W kontekście turystyki zasilającej gospodarkę miasta Sliwa przekonywał, że jeśli nie będzie bezpieczne nie wrócą krajowi ani zagraniczni goście. Krytykował władze miejskie i stanowe za zbyt opieszałe przywracanie działalności gospodarczej, w tym klubów nocnych.
– Musimy znowu stać się miastem, które nigdy nie śpi. Obecny burmistrz Bille de Blasio na to nie pozwoli i (gubernator stanu) Andrew Cuomo nie pozwoli. Ja jako burmistrz wszystko pootwieram, ale bez publicznego bezpieczeństwa ludzie nie wrócą – ostrzegał Sliwa.
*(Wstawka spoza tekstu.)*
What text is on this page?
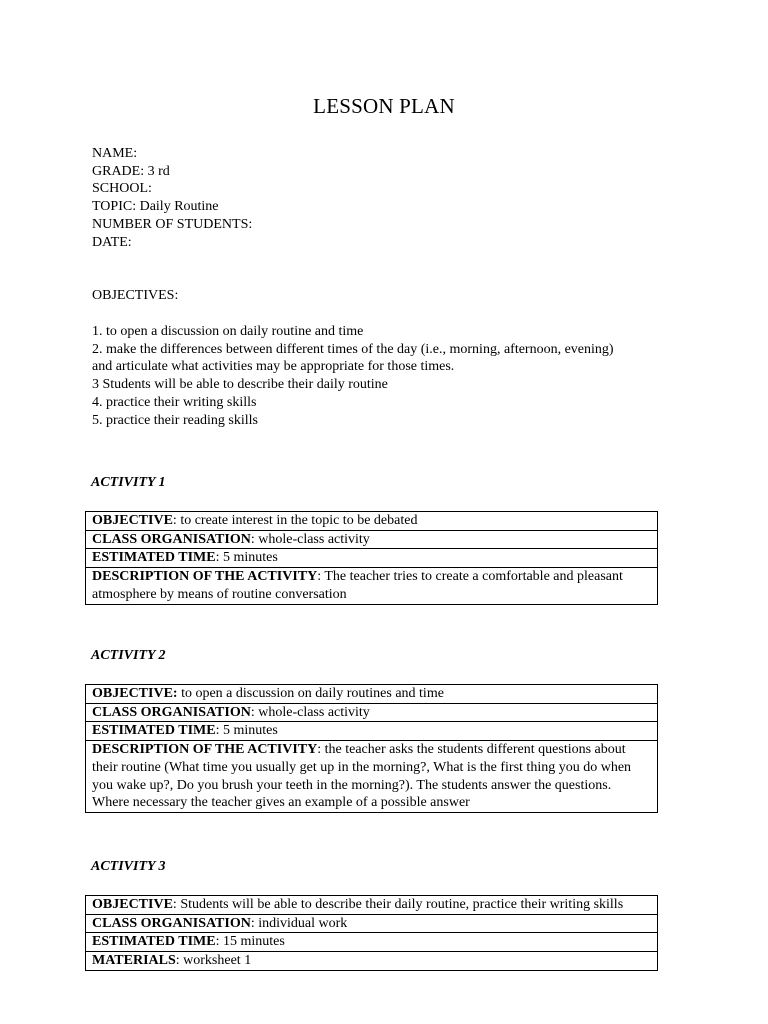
LESSON PLAN
NAME:
GRADE: 3 rd
SCHOOL:
TOPIC: Daily Routine
NUMBER OF STUDENTS:
DATE:
OBJECTIVES:
1. to open a discussion on daily routine and time
2. make the differences between different times of the day (i.e., morning, afternoon, evening)
and articulate what activities may be appropriate for those times.
3 Students will be able to describe their daily routine
4. practice their writing skills
5. practice their reading skills
ACTIVITY 1
OBJECTIVE: to create interest in the topic to be debated
CLASS ORGANISATION: whole-class activity
ESTIMATED TIME: 5 minutes
DESCRIPTION OF THE ACTIVITY: The teacher tries to create a comfortable and pleasant atmosphere by means of routine conversation
ACTIVITY 2
OBJECTIVE: to open a discussion on daily routines and time
CLASS ORGANISATION: whole-class activity
ESTIMATED TIME: 5 minutes
DESCRIPTION OF THE ACTIVITY: the teacher asks the students different questions about their routine (What time you usually get up in the morning?, What is the first thing you do when you wake up?, Do you brush your teeth in the morning?). The students answer the questions. Where necessary the teacher gives an example of a possible answer
ACTIVITY 3
OBJECTIVE: Students will be able to describe their daily routine, practice their writing skills
CLASS ORGANISATION: individual work
ESTIMATED TIME: 15 minutes
MATERIALS: worksheet 1
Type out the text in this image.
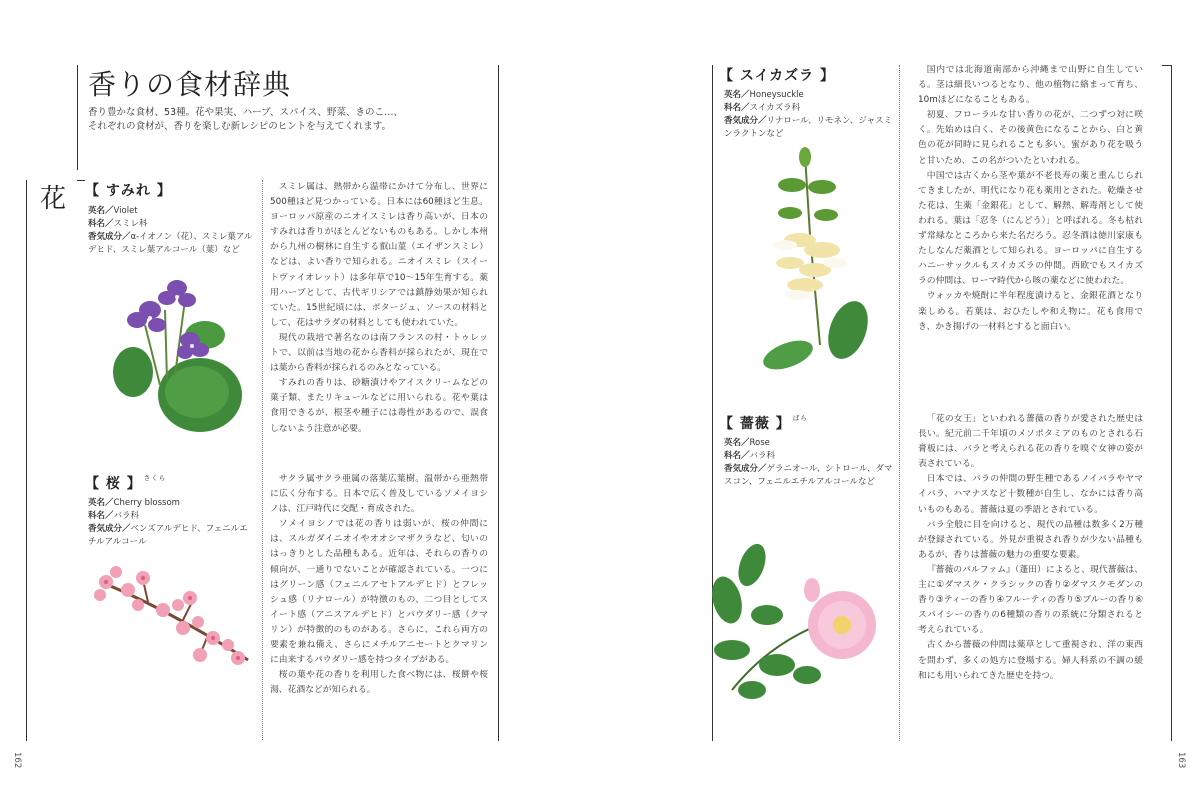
香りの食材辞典
香り豊かな食材、53種。花や果実、ハーブ、スパイス、野菜、きのこ…、
それぞれの食材が、香りを楽しむ新レシピのヒントを与えてくれます。
花 【 すみれ 】
英名／Violet
科名／スミレ科
香気成分／α-イオノン（花）、スミレ葉アルデヒド、スミレ葉アルコール（葉）など

スミレ属は、熱帯から温帯にかけて分布し、世界に500種ほど見つかっている。日本には60種ほど生息。ヨーロッパ原産のニオイスミレは香り高いが、日本のすみれは香りがほとんどないものもある。しかし本州から九州の樹林に自生する叡山菫（エイザンスミレ）などは、よい香りで知られる。ニオイスミレ（スイートヴァイオレット）は多年草で10〜15年生育する。薬用ハーブとして、古代ギリシアでは鎮静効果が知られていた。15世紀頃には、ポタージュ、ソースの材料として、花はサラダの材料としても使われていた。

現代の栽培で著名なのは南フランスの村・トゥレットで、以前は当地の花から香料が採られたが、現在では葉から香料が採られるのみとなっている。

すみれの香りは、砂糖漬けやアイスクリームなどの菓子類、またリキュールなどに用いられる。花や葉は食用できるが、根茎や種子には毒性があるので、誤食しないよう注意が必要。

【 桜 】 $^{さくら}$
英名／Cherry blossom
科名／バラ科
香気成分／ベンズアルデヒド、フェニルエチルアルコール

サクラ属サクラ亜属の落葉広葉樹。温帯から亜熱帯に広く分布する。日本で広く普及しているソメイヨシノは、江戸時代に交配・育成された。

ソメイヨシノでは花の香りは弱いが、桜の仲間には、スルガダイニオイやオオシマザクラなど、匂いのはっきりとした品種もある。近年は、それらの香りの傾向が、一通りでないことが確認されている。一つにはグリーン感（フェニルアセトアルデヒド）とフレッシュ感（リナロール）が特徴のもの、二つ目としてスイート感（アニスアルデヒド）とパウダリー感（クマリン）が特徴的のものがある。さらに、これら両方の要素を兼ね備え、さらにメチルアニセートとクマリンに由来するパウダリー感を持つタイプがある。

桜の葉や花の香りを利用した食べ物には、桜餅や桜湯、花酒などが知られる。

162
【 スイカズラ 】
英名／Honeysuckle
科名／スイカズラ科
香気成分／リナロール、リモネン、ジャスミンラクトンなど

国内では北海道南部から沖縄まで山野に自生している。茎は細長いつるとなり、他の植物に絡まって育ち、10mほどになることもある。

初夏、フローラルな甘い香りの花が、二つずつ対に咲く。先始めは白く、その後黄色になることから、白と黄色の花が同時に見られることも多い。蜜があり花を吸うと甘いため、この名がついたといわれる。

中国では古くから茎や葉が不老長寿の薬と重んじられてきましたが、明代になり花も薬用とされた。乾燥させた花は、生薬「金銀花」として、解熱、解毒剤として使われる。葉は「忍冬（にんどう）」と呼ばれる。冬も枯れず常緑なところから来た名だろう。忍冬酒は徳川家康もたしなんだ薬酒として知られる。ヨーロッパに自生するハニーサックルもスイカズラの仲間。西欧でもスイカズラの仲間は、ローマ時代から咳の薬などに使われた。

ウォッカや焼酎に半年程度漬けると、金銀花酒となり楽しめる。若葉は、おひたしや和え物に。花も食用でき、かき揚げの一材料とすると面白い。

【 薔薇 】 $^{ばら}$
英名／Rose
科名／バラ科
香気成分／ゲラニオール、シトロール、ダマスコン、フェニルエチルアルコールなど

「花の女王」といわれる薔薇の香りが愛された歴史は長い。紀元前二千年頃のメソポタミアのものとされる石膏板には、バラと考えられる花の香りを嗅ぐ女神の姿が表されている。

日本では、バラの仲間の野生種であるノイバラやヤマイバラ、ハマナスなど十数種が自生し、なかには香り高いものもある。薔薇は夏の季語とされている。

バラ全般に目を向けると、現代の品種は数多く2万種が登録されている。外見が重視され香りが少ない品種もあるが、香りは薔薇の魅力の重要な要素。

『薔薇のパルファム』（蓬田）によると、現代薔薇は、主に①ダマスク・クラシックの香り②ダマスクモダンの香り③ティーの香り④フルーティの香り⑤ブルーの香り⑥スパイシーの香りの6種類の香りの系統に分類されると考えられている。

古くから薔薇の仲間は薬草として重視され、洋の東西を問わず、多くの処方に登場する。婦人科系の不調の緩和にも用いられてきた歴史を持つ。

163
Polacy nie są głośni, nie narzekają, nie protestują
Uważa, że Polacy w Nowym Jorku są ludźmi bez znaczenia. Za przykład dawał Paradę Pułaskiego, jedną z największych na świecie.
– Jaką uwagę ona przyciąga? Żadnej. Czasem pokażą się politycy, kiedy ubiegają się o urzędy. W momencie, gdy już na nich zasiadają – do widzenia – podkreślał.
Uzasadniał to tym, że Polacy nie są głośni, nie narzekają, nie protestują. Wychowują rodziny, płacą podatki oraz przestrzegają prawa.
– Nie wychodzą na ulicę, krzycząc: „nie ma sprawiedliwości, nie ma pokoju”. Kiedy ostatni raz widzieliście polską demonstrację? (...) Lepiej uwierzcie, że (gdy zostanę) pierwszym polsko-amerykańskim burmistrzem przede wszystkim wszyscy będą się musieli dowiedzieć, że jestem Polakiem – zapowiadał.
Spotkanie było częścią powołanego ostatnio przez społeczność polonijną programu „Polish-American Vote” mającego zachęcić do aktywności politycznej, w tym głosowania.